Serve Sag Harbor, a new nonprofit organized to tackle problems in the village, has a plan to tame traffic by narrowing the roadways with the help of sidewalk landscaping and large planters.
In a proposal made to the village board on Tuesday evening after several months of working with consultants, the group zeroed in on 7 of 19 intersections it had identified as problematic. The idea is to restripe the asphalt, add crosswalks, widen the sidewalks with greenery and curb extensions, and, along the perimeter of the sidewalks, add planters — or whalers’ barrels, as Michael King, a principal at Nielson/Nygaard Consulting Services, described them.
The movable planters, which are used in cities such as New York and Phoenix, as well as Amityville and New Cassel on Long Island, would help create a barricade for pedestrians.
Susan Meade, the president of Serve Sag Harbor, said the group will work with the village board to decide on four intersections to tackle as part of a pilot project in time for June or July.

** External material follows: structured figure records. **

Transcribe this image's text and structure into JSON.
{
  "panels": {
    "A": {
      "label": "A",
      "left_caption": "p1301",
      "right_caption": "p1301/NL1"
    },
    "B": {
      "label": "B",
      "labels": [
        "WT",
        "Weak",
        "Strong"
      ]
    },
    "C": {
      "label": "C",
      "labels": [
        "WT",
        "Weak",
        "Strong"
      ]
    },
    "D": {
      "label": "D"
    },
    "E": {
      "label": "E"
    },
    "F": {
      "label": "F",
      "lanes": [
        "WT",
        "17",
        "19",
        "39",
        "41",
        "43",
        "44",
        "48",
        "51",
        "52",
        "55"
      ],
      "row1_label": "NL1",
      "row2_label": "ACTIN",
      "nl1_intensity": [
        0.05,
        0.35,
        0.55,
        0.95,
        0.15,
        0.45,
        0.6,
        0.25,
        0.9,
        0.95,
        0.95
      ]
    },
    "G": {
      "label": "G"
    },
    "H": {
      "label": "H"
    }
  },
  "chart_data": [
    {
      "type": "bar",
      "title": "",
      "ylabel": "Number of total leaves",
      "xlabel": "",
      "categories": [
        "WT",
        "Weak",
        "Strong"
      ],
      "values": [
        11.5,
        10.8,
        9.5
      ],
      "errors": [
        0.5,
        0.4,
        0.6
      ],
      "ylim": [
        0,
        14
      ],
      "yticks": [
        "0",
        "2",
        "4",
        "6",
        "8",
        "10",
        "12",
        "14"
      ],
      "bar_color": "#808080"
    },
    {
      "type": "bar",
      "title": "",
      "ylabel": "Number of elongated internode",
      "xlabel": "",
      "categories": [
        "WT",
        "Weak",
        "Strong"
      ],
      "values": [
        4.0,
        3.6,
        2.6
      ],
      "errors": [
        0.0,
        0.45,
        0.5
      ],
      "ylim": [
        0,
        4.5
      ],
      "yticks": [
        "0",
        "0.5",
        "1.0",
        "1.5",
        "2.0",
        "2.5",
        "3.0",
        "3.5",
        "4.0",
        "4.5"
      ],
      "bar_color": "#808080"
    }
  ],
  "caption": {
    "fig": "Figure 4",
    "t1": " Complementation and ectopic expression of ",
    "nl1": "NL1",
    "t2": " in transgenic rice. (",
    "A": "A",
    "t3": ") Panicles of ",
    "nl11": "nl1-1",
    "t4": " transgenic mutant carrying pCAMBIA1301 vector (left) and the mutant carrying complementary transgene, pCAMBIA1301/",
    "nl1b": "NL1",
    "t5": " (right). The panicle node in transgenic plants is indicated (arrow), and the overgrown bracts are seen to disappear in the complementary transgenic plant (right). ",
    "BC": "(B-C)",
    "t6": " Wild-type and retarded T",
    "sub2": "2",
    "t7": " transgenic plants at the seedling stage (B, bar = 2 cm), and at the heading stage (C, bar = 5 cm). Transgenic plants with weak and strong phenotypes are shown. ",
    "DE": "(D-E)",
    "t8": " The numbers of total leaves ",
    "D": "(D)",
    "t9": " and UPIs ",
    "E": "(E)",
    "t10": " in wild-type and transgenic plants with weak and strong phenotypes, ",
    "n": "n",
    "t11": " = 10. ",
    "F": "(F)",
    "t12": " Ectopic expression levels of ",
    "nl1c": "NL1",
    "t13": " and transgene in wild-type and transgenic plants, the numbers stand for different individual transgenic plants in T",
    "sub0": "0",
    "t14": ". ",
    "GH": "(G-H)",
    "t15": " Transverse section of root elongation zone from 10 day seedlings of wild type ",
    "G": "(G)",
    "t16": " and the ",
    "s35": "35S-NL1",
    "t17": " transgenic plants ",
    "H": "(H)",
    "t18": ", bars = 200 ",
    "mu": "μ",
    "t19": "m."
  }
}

Three of the intersections are on Main Street, where the speed limit is 25 miles per hour, though drivers rarely adhere to it. “We want to slow Main Street down particularly because that’s where a lot of the speeding is happening,” Ms. Meade said.
“It’s a straightaway. It induces you to just go,” said Mr. King, an architect with 20 years experience designing streets and street networks, including the first Safe Routes to School program in the country.
At the intersection with Union Street by the John Jermain Memorial Library and with Garden Street near the Custom House, sidewalks would be extended at the corners of both side streets. Crosswalks would be installed across from the entrance to the library on Main Street across Jefferson Street.
At Glover Street, near the Cove Deli, the no parking area would be extended. “We would tighten up corners so drivers can’t whip around so quickly,” Mr. King said.
At the Main and John Street intersection, a small roundabout is proposed. “I want to get drivers as they’re coming into town . . . to slow down to 20 miles per hour. Hopefully, they can keep that speed going through town,” Mr. King said. Sidewalks and corners at the intersection would be widened with greenery.
Other intersections targeted in the proposal are Jermain Avenue at Oakland Avenue, Suffolk Street, Madison Street, and by the Pierson Middle High School and Sag Harbor Elementary School.
An oval treatment would be installed in the middle of Jermain, just before Oakland Avenue, to slow traffic.
Jermain Avenue at the intersection of Suffolk Street would be completely redesigned. The proposal is “almost to plant a garden” so that drivers have to go around it. Mr. King suggested testing out how drivers navigate around such a space by tracing it out with the barrels. Four crosswalks would also be installed around the intersection.
At the intersection near Pierson High School where Atlantic Avenue and Clinton Street meet Jermain Avenue, the roadway would be narrowed and several new crosswalks would be added.
James Frazier, the first assistant chief of the Sag Harbor Fire Department, said he was concerned about whether the barrels would block fire hydrants and if firetrucks and ambulances would be able to maneuver around them. Mayor Brian Gilbride asked him to work with Serve Sag Harbor to ensure they would not be a problem.
Ken O’Donnell, a village board member, asked Ms. Meade and Mr. King if they had prioritized any of the intersections. The area by the library and the schools should have the priority, though they are two big projects, they said. “If you are going to choose four, maybe two big ones and two small ones,” he advised the board. However, roadwork at by the library should be postponed until the library expansion is complete, he said.
Ms. Meade said Serve Sag Harbor will deliver its report, including measured drawings, to the board once it is finalized in the coming weeks. In the meantime, “If it’s okay with you, I want to start raising money for pots. We’ll have a pot party,” she said, eliciting some laughter from the board and the audience.
“I think we’ll all work together to get some pilot projects started. I agree with you, it would be nice to get started before the summer,” the mayor said.